The Victorian WorkCover Authority issued proceedings pursuant to section 138 of the Accident Compensation Act 1985 against Australia Post and the operators of the post office, Macedon Village Pty Ltd. The Victorian WorkCover Authority alleged that the parties had breached their duty of care as occupiers of the premises and that the breach was a cause of Ms Velissaris’ injuries.

The Court found that Australia Post was not an occupier. Australia Post did not own or hold any lease over the premises and it had no right to enter the premises outside of ordinary business hours. Macedon Village controlled the day to day operations of the post office. Evidence was led that Australia Post retained some control over the security measures required at the premises; however, this did not amount to ‘occupational control.’ The Court also held that Australia Post did not owe Ms Velissaris a duty of care. Referring to the High Court decision of Modbury Triangle Shopping Centre Pty Ltd v Anzil, the Court noted that if a duty existed, it did not extend to taking reasonable care to prevent injury arising from the criminal acts of third parties. There was no ‘special relationship’ between Australia Post and Ms Velissaris to distinguish the case from Modbury Triangle and the risk of criminal behavior at the premises was not so foreseeable that a duty should be imposed.

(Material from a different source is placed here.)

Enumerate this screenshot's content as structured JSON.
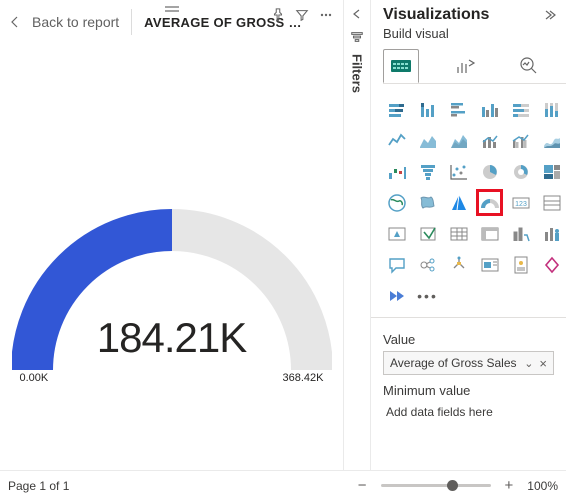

Macedon Village conceded that it was an occupier but for the same reasons as set out above, no duty to take reasonable care to prevent injury arising from the criminal acts of third parties was established.

Key points:

  • Occupational control is the foundation of a duty of care owed to persons lawfully on premises.
  • Generally the law does not impose a duty on occupiers to take reasonable steps to prevent injury caused by the criminal acts of third parties unless a special relationship exists (i.e. employer and employee or school and pupil) or the conduct was so foreseeable in the circumstances that a duty should be imposed.